To do that, it will require asking some fundamental, uncomfortable questions.

•  Is the amount of the state budget being devoted to Medicaid spending on the elderly a factor of being too generous, or rather, a symptom of a growing disparity in wealth and income? For seniors, the reality of Medicaid paying for nursing home care only kicks in when all of their other resources – their health insurance, their co-pays, their savings, and their homes – have been spent and exhausted. As a result, the health care delivery system functions more as a market, as a wealth extraction system, than a system of health.

•  What is meant by community-based support services? Many proponents argue that keeping elders in their own home, with wrap-around services, is a better care alternative than a long-term nursing facility. But, who will be responsible for coordinating the round-the-clock care required? The family of the patients? How much will it cost, and who will pay for it? Will it create the need for an army of trained nurses and CNAs? How much will they be paid? Will they be state employees? Will they have the right to unionize?

•  How do you evaluate the need for medical intervention? If a 90-year-old is having trouble swallowing, is it a sign that he needs the medical intervention of a feeding tube? Will that medical intervention improve his or her quality of life? Or will it cause additional medical problems? What are the costs of performing such a medical intervention? And, how often does the patient – and the patient’s family – have the gumption to tell the doctor that is recommending the feeding tube: no?

•  What are the metrics and outcomes achieved by Rhody Health Options, the $400-million-a-year investment in contracting with Neighborhood Health Plan of Rhode Island to promote savings in long-term care by nursing facilities?  The only numbers to date, from 2014 reports, show that fewer than 90 people have been moved back into the community. And, those numbers may reflect programs put into place before the implementation of Rhody Health Options. What is the status of the MOU with Medicare, considered a critical part of what’s known as the Integrated Care Initiative?

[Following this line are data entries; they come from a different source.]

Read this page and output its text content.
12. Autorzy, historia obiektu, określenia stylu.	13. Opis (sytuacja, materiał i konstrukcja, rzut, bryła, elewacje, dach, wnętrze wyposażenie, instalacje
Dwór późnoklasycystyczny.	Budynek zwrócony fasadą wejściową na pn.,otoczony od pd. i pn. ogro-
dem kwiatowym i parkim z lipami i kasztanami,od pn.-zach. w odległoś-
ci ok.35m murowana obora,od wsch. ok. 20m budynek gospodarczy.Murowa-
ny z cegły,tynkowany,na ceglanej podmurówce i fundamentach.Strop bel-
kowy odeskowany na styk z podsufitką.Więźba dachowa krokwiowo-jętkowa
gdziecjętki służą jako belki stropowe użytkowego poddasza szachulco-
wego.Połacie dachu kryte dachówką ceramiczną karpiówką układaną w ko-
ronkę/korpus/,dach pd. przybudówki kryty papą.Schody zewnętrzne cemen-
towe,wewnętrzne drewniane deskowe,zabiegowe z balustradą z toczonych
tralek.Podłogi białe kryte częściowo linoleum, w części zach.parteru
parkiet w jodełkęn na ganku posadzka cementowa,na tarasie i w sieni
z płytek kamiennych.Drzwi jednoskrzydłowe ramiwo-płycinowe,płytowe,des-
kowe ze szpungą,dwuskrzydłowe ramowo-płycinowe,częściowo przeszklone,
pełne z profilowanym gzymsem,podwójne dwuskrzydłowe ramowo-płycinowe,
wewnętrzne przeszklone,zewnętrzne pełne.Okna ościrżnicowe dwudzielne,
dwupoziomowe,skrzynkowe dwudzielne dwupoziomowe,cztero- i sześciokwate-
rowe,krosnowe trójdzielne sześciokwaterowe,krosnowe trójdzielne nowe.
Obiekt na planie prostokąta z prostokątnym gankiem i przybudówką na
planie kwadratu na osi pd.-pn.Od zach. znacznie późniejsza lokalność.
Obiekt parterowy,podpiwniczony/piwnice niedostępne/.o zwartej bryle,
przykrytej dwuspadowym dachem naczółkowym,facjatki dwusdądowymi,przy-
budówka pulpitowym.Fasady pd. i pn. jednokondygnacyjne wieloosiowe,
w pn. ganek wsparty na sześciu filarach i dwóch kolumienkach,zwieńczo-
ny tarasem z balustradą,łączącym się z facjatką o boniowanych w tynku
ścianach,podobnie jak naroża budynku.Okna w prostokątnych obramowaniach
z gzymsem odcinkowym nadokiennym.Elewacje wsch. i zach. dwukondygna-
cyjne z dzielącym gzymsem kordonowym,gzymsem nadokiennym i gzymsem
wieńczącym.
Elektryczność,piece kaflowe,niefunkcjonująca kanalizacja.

•  What is the current waiting list to get into an assisted care facility in Rhode Island? A long-term nursing facility? A rehabilitation facility? And, how much does it cost per month? The disparity of wealth and income in Rhode Island is most on display in these numbers. [There are law practices dedicated to preserving assets in trusts to prevent nursing homes from touching them; is there a way to quantify the value of those hidden assets?]

•  How do you promote having a conversation about end-of-life care with patients and their families, as a way to achieve better care outcomes and reduce costs? Only Care New England has put into place a system-wide conversation project. Rhode Island’s relatively low metric on hospice care – the amount of days a patient receives hospice care until his or her death – speaks volumes. How can the conversation project initiative be replicated on a statewide basis, and endorsed as a best practice by Medicaid?

•  How will the social, economic and environmental determinants of health be included in the discussion of systemic change to state Medicaid spending? Will the model of Health Equity Zones being developed in 11 communities in Rhode Island provide a better collaborative model for health in both outcomes and costs?